In her job, Hageman says Faust is in “the top 2%” of students he’s had work for him during his approximately 30-year career. Meanwhile, Faust has received all-academic honors in each year she’s competed (she took a planned redshirt year in 2019, and part of garnering academic honors is participating in a certain number of competitions).
“It’s been awesome for her,” Kepler said of Faust’s unique job. “You just see her light up when she talks about it. It’s been something that’s been important to her and her development not only professionally, but as a person, too. I think she really takes it seriously and really enjoys being part of that program and working for that doctor, so we want to promote that.
“We want to make sure that she has every chance to do that, and if that means that her long run doesn’t happen Saturday morning with the team and it has to happen later in the day or the next day or whatever, then that’s what we do.”
Faust, for her part, has tried to compensate for times when she’s had to attend to her job by making a special effort to ensure she eats well, gets good sleep and maximizes her training time, whenever it may be.
“I couldn’t have done anything without him, because he really allowed me in a way to do this,” she said of Kepler. “He really allowed me that opportunity, because a lot of coaches would say no. I just feel like I balanced it in a positive way, and it was fun for me. Sometimes it was hard, but it’s worth it.”
With the goal of one day becoming a physician, Faust progressed to the point that last summer, she started doing more than just eye call. Now, her responsibilities include clinical research, working with patients who are in the study and data analysis.

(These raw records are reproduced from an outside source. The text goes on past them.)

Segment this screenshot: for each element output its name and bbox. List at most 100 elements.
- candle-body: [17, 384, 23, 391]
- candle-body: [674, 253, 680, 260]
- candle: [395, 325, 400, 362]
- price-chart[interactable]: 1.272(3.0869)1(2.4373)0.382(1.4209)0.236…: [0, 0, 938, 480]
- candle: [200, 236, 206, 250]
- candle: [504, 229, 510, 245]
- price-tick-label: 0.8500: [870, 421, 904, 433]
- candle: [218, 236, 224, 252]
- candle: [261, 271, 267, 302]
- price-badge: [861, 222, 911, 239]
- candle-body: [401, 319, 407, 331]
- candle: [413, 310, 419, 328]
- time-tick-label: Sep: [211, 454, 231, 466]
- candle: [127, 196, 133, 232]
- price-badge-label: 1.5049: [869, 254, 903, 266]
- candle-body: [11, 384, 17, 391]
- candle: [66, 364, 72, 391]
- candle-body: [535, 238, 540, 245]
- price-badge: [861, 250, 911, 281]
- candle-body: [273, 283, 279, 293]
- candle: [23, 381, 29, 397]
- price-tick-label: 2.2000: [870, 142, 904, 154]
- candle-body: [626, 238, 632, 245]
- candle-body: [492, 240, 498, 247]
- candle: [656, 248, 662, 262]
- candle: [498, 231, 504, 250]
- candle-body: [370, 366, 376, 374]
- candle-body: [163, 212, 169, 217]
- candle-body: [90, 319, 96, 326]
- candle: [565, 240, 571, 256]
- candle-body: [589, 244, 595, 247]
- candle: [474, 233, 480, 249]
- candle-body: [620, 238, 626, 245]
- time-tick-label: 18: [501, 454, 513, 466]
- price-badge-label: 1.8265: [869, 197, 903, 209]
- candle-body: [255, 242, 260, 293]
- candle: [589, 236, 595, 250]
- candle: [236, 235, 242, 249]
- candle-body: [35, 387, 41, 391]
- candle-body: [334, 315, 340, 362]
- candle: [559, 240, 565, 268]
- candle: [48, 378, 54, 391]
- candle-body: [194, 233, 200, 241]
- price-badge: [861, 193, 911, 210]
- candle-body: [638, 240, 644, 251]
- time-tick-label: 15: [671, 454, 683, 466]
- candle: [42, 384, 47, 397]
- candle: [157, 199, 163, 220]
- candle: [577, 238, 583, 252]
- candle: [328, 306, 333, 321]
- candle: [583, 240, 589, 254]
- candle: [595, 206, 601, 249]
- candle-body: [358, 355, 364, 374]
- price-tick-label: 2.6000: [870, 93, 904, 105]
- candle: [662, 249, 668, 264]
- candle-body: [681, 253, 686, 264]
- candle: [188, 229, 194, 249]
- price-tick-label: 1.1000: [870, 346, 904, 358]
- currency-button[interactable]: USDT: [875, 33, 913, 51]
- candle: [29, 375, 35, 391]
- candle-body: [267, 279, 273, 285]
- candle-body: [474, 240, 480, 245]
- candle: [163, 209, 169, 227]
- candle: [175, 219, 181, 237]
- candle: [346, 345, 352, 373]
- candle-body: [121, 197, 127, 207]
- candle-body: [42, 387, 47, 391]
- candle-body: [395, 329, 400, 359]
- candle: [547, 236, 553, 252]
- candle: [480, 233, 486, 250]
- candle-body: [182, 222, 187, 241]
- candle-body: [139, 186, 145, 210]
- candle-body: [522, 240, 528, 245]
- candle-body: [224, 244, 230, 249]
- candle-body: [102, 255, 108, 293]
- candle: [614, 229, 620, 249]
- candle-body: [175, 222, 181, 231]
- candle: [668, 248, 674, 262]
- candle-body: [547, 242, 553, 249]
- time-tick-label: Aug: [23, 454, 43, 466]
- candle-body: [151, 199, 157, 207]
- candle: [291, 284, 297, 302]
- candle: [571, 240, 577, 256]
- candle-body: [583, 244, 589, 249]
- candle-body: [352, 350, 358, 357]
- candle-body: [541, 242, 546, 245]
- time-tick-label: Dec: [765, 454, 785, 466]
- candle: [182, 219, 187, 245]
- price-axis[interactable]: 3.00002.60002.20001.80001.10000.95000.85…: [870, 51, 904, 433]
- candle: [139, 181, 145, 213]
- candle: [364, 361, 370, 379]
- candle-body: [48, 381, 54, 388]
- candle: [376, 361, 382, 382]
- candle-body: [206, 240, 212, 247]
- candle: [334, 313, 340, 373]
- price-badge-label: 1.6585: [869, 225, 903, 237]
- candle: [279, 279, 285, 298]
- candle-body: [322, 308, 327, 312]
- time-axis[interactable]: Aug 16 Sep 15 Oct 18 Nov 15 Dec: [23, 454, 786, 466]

A few months ago, Hageman recalled, Faust came into his office and brought up the fact she will be graduating soon and would miss the job. Just a few hours later, she had a formal offer from Hageman to continue working for him full time.
“She is one of my superstars,” Hageman said. “Incredible. ... I can count on her 100%. She’s a joy to have. The team, they all love her to death. She’s so enthusiastic and she just never misses a beat and the quality of her work is superb.”
Moving forward, the coronavirus pandemic has made Faust’s future a bit more unsettled. She was planning to work for Hageman after graduation in May, but now that spring sport seniors have been granted an extra year of eligibility by the NCAA, she’s considering that option.
“I’m still a little on the fence,” she said, “but if I can come back for another year, I’m definitely wanting to.”
Ultimately, Kepler is supportive of whatever decision Faust makes.
“She’s done an amazing job for us,” he said. “If that time’s supposed to end now then it’ll end, and if it’s supposed to continue on one more outdoor season, then we would love to have her back.”